Document Type

Article

Publication Date

3-14-2022

Graduation Year

2023

Abstract

On December 16, 2021, Judge Colleen McMahon of the U.S. District Court for the Southern District of New York overturned the Purdue Pharma bankruptcy settlement. Back in September of 2021, Judge Robert Drain of the U.S. Bankruptcy Court approved a settlement plan devised by the Sackler family that aimed to put the Oxycontin legal drama to rest. This settlement required the infamous Sackler Family to turn over 4.5 billion dollars to settle upwards of 2,600 lawsuits filed against them and their company, Purdue Pharma, surrounding legal fallout stemming from their production of Oxycontin and alleged direct hand in the opioid epidemic. Although the amount Purdue was willing to give up in the first bankruptcy settlement seems like a hefty sum, this settlement plan stipulated that the Sacklers would be permanently blocked from any future civil suits pertaining to the opioid epidemic and their connection to it. This small detail of the settlement caused an uproar from those following Purdue’s handling of settlement.
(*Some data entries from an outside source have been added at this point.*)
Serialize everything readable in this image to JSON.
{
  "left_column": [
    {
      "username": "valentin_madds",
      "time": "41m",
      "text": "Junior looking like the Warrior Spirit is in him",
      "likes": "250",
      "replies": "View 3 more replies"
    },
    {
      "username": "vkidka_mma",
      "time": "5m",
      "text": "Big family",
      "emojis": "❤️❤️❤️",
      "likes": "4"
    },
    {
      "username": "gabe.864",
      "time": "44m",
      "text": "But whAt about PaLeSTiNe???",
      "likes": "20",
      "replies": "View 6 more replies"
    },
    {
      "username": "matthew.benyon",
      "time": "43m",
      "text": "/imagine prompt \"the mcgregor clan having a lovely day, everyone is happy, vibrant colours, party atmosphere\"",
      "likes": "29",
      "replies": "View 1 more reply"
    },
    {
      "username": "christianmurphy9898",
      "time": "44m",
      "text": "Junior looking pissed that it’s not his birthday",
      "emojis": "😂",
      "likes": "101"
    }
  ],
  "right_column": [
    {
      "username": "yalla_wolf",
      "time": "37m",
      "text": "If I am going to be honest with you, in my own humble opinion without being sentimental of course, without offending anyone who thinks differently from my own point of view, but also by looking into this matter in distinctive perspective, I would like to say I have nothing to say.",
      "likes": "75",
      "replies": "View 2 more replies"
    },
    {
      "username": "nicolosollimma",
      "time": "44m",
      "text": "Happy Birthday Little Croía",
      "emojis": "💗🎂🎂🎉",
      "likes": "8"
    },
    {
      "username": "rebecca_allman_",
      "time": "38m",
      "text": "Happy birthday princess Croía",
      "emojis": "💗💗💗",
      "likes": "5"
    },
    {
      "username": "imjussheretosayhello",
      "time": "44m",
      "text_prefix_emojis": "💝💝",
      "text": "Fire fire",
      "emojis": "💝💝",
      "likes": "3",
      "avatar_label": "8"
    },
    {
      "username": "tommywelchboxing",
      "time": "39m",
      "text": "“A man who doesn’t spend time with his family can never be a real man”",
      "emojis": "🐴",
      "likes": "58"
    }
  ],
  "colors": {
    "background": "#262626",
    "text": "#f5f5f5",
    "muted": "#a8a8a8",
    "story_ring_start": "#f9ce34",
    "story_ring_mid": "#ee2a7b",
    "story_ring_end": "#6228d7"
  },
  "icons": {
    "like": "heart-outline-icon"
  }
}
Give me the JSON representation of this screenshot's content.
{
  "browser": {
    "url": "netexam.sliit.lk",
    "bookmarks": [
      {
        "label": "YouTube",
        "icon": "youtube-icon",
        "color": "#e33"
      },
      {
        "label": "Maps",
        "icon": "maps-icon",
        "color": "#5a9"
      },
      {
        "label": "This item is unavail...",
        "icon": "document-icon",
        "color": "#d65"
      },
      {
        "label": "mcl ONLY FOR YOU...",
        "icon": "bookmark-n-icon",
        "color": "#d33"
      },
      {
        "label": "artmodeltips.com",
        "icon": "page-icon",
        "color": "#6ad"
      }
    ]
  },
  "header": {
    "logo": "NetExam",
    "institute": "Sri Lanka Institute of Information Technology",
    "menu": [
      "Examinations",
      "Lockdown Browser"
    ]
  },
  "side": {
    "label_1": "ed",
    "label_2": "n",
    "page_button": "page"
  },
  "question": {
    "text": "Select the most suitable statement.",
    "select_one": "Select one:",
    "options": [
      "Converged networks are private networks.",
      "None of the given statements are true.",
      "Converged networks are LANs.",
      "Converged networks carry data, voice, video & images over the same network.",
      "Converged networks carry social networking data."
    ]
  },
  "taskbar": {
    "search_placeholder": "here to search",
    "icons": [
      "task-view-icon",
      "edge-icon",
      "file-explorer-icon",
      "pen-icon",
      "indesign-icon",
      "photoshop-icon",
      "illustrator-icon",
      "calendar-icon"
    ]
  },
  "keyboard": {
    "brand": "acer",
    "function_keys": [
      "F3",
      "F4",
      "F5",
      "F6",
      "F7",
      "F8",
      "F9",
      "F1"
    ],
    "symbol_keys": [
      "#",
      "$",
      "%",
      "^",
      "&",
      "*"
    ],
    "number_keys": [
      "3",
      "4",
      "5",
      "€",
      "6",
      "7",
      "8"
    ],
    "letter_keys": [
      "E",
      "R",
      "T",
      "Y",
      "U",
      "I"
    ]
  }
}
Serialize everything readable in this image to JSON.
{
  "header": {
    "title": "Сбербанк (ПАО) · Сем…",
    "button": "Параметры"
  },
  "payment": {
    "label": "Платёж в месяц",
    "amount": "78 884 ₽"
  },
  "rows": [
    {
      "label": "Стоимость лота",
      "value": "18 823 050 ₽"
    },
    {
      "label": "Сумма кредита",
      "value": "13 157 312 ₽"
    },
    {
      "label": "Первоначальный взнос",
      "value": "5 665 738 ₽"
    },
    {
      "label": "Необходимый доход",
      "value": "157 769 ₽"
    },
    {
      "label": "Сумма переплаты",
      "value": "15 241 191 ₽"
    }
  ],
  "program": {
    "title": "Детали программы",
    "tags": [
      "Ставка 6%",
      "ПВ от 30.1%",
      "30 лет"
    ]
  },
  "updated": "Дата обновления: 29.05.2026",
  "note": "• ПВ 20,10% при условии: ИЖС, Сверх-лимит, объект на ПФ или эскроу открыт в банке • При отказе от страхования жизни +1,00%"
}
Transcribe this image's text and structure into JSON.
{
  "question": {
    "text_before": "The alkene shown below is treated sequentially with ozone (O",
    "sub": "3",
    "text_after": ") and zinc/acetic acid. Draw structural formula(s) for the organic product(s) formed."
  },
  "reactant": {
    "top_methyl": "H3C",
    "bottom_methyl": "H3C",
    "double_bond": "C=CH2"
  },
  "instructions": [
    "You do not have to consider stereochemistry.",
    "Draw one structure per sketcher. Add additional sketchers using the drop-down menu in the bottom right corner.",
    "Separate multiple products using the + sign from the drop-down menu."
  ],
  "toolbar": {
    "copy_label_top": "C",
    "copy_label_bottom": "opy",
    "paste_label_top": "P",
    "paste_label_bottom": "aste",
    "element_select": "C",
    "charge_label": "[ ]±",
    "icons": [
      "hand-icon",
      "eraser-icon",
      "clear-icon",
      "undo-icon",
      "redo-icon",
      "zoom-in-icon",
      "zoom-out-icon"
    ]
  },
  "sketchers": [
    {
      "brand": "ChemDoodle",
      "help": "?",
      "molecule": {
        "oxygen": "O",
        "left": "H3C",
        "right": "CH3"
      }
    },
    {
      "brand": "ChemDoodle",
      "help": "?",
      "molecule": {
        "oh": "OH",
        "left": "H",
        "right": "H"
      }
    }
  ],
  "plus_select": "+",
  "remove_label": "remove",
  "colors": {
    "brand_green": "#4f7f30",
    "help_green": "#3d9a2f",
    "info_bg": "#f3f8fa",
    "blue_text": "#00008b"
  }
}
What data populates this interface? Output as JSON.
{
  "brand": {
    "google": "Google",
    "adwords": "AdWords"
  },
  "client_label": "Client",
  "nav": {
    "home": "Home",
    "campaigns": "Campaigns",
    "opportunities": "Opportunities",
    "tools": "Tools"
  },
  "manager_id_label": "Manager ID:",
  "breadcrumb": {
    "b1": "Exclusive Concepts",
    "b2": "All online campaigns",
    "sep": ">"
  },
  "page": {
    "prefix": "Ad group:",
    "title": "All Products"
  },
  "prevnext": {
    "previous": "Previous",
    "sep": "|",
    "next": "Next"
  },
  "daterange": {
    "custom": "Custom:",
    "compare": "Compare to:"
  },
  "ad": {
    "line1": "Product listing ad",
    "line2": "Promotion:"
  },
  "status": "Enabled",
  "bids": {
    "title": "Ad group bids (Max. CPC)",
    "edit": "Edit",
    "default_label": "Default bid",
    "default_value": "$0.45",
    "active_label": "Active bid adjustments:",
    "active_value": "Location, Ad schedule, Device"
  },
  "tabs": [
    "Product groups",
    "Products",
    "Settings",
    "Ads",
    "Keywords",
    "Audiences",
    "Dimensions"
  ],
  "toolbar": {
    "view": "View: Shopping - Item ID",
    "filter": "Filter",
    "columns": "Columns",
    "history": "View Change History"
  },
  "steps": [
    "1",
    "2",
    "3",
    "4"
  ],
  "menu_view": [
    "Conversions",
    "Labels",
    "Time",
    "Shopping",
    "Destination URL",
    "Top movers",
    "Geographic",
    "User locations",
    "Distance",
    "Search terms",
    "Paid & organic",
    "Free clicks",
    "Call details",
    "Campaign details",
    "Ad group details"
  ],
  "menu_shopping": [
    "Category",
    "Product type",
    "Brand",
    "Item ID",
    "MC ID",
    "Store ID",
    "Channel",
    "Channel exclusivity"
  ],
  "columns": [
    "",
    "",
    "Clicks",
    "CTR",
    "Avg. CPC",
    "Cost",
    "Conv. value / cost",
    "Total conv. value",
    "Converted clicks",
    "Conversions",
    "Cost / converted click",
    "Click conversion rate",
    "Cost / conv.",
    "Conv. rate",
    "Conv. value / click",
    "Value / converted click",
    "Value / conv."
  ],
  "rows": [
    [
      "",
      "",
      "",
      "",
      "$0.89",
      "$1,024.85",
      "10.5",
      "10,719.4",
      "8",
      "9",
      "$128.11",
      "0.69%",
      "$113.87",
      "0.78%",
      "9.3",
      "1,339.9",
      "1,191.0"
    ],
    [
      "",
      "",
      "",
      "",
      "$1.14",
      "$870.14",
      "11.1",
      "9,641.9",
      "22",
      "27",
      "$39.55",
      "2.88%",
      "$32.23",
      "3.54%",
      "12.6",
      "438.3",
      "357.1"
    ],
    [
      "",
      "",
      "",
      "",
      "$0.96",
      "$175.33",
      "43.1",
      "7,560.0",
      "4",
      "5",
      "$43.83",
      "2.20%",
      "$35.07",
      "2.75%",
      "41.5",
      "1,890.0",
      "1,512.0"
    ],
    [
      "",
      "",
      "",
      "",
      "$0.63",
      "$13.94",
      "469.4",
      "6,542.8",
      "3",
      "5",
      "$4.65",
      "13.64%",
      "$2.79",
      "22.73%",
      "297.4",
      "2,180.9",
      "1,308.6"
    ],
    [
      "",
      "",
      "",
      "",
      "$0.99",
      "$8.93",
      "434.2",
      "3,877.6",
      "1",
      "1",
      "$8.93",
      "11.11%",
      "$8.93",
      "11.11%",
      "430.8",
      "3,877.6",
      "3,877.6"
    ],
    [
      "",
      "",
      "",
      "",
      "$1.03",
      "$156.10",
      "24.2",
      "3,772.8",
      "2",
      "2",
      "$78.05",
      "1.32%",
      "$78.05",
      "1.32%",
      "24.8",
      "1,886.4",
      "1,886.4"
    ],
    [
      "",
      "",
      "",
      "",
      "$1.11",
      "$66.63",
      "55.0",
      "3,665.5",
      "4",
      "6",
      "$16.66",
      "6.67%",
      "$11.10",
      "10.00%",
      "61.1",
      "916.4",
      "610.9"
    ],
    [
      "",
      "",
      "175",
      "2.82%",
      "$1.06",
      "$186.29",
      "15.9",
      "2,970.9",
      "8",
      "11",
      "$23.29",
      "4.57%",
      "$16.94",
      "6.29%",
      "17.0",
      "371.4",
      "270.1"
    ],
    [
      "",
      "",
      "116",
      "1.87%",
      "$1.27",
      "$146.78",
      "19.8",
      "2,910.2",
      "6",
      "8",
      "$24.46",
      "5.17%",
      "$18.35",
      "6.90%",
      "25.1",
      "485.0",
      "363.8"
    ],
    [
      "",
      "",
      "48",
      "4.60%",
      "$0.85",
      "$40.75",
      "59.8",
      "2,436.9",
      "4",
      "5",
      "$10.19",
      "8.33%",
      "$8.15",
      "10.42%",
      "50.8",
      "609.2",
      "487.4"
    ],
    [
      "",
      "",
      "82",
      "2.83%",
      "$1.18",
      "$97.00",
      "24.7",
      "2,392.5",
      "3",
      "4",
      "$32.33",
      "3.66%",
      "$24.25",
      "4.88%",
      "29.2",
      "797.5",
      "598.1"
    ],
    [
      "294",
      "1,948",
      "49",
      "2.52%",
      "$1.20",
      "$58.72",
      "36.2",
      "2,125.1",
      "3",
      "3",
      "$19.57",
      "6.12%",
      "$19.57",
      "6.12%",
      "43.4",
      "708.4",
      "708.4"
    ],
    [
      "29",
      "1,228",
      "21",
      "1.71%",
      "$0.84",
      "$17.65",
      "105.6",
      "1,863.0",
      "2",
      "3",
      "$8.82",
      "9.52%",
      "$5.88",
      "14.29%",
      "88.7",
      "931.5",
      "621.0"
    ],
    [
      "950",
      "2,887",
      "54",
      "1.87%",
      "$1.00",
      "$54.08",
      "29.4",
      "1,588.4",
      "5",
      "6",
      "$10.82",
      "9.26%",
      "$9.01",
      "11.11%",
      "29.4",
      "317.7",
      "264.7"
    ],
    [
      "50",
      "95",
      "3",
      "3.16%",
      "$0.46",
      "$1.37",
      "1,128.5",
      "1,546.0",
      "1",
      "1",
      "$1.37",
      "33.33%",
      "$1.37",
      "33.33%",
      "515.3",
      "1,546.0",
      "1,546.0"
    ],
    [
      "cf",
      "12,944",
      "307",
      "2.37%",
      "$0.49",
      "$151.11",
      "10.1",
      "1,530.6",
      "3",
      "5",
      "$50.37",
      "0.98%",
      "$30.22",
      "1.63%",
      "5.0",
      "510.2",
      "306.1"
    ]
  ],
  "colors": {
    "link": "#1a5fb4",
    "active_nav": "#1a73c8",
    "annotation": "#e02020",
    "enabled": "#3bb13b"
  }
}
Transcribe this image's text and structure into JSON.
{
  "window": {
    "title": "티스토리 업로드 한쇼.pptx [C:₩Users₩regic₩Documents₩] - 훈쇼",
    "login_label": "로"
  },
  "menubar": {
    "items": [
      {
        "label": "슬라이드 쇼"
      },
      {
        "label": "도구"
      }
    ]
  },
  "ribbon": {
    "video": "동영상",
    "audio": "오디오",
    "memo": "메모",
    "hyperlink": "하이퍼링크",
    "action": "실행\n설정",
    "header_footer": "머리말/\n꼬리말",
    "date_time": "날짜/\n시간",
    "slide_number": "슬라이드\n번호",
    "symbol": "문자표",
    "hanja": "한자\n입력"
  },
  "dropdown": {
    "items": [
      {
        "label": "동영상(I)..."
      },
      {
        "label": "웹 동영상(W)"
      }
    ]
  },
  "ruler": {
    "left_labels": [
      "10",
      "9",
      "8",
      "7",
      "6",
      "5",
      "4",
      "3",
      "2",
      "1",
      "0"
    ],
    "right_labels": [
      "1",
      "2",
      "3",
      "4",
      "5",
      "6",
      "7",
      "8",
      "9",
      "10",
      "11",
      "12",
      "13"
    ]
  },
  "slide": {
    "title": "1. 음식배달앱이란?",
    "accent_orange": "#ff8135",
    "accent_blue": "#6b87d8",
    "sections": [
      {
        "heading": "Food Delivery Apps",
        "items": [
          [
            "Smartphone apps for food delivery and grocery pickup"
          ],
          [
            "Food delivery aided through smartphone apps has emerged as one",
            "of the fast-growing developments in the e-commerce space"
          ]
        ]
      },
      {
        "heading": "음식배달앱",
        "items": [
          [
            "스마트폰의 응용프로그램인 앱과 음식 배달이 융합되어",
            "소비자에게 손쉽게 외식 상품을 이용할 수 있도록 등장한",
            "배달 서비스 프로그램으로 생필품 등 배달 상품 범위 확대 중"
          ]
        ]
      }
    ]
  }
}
The stipulation seems incredibly unfair, considering the opioid epidemic has taken at least 891,000 lives since 1999 and Oxycontin hit the market in 1996. Judge McMahon attributed her decision primarily to what bankruptcy code allows and does not allow. Specifically, she said, the bankruptcy code does not give a judge the right to grant such releases. However, she admits that while her decision is clear, the language of the code is on uncertain ground, and calls the permissibility of such a grant, “the great unsettled question.”